2. L’accord de l’Eurogroupe est bon, mais il ne pare qu’au plus pressé
Même en cas de crise gravissime, la règle de la zone euro est le compromis. Celui du 9 avril est plutôt bon : les eurobonds, qui auraient pu être introduits sous la forme de coronabonds, ont été écartés – les pays épargnants ayant de bonnes raisons de s’en méfier – et l’Italie a finalement accepté la possibilité d’un recours au Mécanisme Européen de Solidarité, grâce à une conditionnalité très allégée. Ce faisant, elle s’est placée potentiellement sous le parapluie nucléaire des "transactions monétaires directes" (OMTs) inventées par la BCE en 2011.
L’idée d’une mutualisation partielle des assurances chômage des pays de la zone euro (y compris sous forme de réassurance, comme proposé par l’économiste belge Daniel Gros) a pris forme avec le programme SURE. Enfin, la BEI, d’ordinaire d’une prudence extrême, s’est mise en ordre de bataille. Au total, 540 milliards d’euros sont mobilisés, soit 4,5 % du PIB. C’est considérable, mais ne représentera qu’une fraction des déficits budgétaires cumulés pour 2020 et 2021, estimés par le FMI à 11 points de PIB, soit 1 300 milliards d’euros, une estimation que je trouve pour ma part conservatrice.
Avec ce plan et le soutien de la BCE, les pays de la zone euro pourront faire face à la crise, dans le scénario le moins mauvais. Dans le cas du scénario noir, ce sera insuffisant.
En réalité, il y a une forte endogénéité dans cette dynamique : la conception même des plans sanitaires de sortie de confinement, et l’adéquation des plans de soutien nationaux et européens feront pencher la balance d’un côté ou de l’autre.
N’ayant aucune qualification pour parler des plans sanitaires, je me contenterai de dire un mot des plans de réponse économique nationaux, qui vaudra également au niveau européen.
Protéger l’offre, avant tout les PME, et préserver l’emploi, ont été les fils directeurs des dispositions gouvernementales en France et dans tous les pays de l’UE, ce qui montre que les gouvernements ont bien compris la nature du choc, un choc d’offre à l’origine, qu’il faut empêcher de déchirer le tissu économique en attendant que l’épidémie s’atténue. Mais il est temps de penser à l’étape suivante, la reprise.

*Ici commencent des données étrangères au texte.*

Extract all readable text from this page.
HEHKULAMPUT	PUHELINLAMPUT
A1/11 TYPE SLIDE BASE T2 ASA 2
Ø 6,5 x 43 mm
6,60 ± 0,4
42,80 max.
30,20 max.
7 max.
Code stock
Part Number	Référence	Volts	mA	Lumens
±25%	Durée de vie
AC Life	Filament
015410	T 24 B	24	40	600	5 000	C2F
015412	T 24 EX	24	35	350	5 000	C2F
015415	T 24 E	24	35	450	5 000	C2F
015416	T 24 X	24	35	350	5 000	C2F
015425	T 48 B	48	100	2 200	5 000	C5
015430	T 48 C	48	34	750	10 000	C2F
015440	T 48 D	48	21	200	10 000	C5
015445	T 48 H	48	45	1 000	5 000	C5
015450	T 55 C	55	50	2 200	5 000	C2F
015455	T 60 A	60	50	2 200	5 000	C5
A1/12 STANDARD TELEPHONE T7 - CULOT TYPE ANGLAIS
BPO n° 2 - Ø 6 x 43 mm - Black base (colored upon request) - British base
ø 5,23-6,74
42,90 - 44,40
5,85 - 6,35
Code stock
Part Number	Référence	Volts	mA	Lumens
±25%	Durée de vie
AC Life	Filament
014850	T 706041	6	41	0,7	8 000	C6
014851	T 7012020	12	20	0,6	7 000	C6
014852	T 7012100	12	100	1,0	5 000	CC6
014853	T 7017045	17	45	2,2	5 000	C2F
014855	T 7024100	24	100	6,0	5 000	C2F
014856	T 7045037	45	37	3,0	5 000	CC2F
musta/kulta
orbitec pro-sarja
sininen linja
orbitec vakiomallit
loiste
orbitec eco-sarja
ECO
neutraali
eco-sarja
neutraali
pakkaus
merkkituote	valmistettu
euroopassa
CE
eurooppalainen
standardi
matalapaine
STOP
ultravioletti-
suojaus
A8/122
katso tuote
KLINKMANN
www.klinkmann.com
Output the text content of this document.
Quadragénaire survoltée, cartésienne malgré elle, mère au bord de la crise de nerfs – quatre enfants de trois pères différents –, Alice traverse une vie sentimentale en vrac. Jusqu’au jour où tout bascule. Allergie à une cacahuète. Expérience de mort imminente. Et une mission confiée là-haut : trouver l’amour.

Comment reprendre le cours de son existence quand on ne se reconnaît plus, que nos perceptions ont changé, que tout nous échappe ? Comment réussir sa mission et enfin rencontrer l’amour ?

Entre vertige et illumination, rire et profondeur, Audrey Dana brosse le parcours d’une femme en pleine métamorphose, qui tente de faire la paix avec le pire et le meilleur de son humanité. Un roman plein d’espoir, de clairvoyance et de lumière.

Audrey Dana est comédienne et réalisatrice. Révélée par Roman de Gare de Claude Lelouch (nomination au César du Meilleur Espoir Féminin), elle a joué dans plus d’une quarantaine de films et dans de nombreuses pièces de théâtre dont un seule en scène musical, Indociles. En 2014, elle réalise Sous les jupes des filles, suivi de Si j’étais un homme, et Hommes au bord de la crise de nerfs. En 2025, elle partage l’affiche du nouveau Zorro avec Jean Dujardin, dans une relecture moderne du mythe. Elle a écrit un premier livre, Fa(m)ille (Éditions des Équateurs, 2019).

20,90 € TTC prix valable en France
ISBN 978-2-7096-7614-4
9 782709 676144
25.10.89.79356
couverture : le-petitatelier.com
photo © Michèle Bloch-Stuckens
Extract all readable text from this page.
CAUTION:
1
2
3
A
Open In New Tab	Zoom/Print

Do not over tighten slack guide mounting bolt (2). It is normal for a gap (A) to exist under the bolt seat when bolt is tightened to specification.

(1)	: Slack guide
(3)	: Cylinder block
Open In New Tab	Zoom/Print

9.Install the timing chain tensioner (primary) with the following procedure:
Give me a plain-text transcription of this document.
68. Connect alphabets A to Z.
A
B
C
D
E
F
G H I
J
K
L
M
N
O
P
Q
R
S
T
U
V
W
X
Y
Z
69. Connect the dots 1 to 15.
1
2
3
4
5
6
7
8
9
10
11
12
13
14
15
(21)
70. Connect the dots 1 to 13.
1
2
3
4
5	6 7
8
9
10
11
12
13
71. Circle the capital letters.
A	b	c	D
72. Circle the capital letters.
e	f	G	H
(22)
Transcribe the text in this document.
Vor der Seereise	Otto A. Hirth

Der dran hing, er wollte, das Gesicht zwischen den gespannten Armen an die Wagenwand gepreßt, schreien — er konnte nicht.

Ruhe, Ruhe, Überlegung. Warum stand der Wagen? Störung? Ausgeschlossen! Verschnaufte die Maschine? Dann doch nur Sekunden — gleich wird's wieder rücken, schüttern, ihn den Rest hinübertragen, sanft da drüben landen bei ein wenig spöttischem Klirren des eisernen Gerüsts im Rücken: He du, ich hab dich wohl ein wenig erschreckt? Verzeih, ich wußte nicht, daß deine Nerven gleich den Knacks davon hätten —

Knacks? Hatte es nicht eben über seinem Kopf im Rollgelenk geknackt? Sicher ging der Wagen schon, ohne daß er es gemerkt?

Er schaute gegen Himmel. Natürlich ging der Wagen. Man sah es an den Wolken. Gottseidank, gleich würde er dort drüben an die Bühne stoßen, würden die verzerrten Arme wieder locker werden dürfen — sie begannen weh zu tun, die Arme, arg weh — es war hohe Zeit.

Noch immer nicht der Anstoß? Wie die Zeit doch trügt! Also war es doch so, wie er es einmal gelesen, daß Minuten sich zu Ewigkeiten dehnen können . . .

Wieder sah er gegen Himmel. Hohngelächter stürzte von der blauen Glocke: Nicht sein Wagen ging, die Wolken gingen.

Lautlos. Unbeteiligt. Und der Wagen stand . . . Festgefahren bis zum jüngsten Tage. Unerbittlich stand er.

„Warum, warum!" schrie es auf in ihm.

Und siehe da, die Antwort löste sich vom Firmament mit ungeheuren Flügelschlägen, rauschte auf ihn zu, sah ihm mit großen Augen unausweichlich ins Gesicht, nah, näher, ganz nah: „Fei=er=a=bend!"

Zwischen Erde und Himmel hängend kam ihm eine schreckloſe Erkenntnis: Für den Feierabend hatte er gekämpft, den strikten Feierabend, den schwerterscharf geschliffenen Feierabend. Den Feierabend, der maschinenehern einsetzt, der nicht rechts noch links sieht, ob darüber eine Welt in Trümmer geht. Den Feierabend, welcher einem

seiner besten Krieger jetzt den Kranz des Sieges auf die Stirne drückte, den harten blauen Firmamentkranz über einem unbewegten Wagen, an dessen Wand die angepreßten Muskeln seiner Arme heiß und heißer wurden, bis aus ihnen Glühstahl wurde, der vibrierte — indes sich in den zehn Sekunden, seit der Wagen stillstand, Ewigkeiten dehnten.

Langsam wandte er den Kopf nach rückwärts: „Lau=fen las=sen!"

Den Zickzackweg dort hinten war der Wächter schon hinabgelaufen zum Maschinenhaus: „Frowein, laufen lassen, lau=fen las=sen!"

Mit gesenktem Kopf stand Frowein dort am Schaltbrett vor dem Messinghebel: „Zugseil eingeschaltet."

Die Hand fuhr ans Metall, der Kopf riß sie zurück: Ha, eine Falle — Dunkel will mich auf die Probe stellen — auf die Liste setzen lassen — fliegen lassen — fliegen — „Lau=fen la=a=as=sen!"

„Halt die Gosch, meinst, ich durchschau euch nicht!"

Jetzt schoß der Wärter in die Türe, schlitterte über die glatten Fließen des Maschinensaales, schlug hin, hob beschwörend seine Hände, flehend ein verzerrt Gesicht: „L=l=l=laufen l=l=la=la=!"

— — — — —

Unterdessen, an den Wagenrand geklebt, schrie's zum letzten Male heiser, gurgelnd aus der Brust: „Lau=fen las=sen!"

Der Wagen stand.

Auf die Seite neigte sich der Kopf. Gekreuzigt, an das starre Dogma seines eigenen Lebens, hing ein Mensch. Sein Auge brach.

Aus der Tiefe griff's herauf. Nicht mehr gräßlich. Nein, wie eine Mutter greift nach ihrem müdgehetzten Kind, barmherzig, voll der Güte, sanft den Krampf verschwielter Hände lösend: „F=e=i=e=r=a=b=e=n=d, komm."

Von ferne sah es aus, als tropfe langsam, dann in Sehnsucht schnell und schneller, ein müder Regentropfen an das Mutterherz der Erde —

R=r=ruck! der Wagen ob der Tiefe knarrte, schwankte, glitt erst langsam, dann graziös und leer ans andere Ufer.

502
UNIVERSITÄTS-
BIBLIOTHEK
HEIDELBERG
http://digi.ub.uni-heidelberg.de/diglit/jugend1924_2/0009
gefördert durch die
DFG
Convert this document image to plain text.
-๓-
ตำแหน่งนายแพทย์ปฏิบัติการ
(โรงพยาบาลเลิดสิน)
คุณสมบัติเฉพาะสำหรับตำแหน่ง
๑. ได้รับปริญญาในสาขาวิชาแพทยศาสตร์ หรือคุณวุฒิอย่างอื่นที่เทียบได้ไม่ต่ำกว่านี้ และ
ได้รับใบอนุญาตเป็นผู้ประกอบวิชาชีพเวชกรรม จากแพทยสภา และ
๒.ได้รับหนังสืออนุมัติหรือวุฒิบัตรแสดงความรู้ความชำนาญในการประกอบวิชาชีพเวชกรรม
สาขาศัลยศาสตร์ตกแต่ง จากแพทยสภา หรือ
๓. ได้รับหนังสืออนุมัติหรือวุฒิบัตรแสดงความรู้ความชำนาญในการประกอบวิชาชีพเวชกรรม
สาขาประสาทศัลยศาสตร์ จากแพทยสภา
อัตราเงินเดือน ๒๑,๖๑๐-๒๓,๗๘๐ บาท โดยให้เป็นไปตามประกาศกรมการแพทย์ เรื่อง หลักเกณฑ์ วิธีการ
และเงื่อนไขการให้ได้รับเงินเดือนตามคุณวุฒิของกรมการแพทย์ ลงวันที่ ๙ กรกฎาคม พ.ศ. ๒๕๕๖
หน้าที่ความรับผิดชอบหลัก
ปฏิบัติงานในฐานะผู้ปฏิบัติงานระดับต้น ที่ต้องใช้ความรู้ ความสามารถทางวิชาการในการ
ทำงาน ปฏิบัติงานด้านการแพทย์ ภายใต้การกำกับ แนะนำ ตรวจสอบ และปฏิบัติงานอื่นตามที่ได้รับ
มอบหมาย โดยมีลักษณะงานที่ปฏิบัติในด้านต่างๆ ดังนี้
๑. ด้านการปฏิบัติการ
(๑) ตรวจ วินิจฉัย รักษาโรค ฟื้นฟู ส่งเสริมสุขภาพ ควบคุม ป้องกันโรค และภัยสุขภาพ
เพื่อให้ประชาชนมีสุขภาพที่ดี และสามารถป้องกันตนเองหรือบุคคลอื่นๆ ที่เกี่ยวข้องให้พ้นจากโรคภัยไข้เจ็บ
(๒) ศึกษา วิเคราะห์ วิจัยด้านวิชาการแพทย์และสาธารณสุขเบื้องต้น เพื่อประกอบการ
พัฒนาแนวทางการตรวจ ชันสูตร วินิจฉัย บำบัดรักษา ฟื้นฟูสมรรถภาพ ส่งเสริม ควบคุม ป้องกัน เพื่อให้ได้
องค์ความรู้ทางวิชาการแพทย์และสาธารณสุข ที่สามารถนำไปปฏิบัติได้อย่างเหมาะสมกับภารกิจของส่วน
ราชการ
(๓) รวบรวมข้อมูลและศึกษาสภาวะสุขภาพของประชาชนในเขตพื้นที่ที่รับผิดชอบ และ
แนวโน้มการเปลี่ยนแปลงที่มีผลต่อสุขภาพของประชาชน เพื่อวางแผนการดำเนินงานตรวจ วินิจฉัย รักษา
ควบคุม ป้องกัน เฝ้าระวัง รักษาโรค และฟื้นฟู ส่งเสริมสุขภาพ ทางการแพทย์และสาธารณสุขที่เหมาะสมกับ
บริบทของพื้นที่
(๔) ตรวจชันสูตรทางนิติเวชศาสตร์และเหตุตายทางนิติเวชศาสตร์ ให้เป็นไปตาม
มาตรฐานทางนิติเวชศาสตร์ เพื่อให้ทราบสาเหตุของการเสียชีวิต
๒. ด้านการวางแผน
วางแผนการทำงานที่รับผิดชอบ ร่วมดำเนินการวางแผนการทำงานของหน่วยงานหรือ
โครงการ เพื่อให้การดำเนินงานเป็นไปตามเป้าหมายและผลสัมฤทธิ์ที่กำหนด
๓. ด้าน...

Un principe général : soutenir la demande, mais ne pas oublier l’offre
En raison de l’incertitude créée par la crise, les acteurs économiques ne pouvant s’inspirer d’aucun repère tiré du passé, il y a un fort risque de comportement excessivement prudent des entreprises et des ménages, en matière d’investissement pour les premières, et de consommation de biens durables pour les seconds.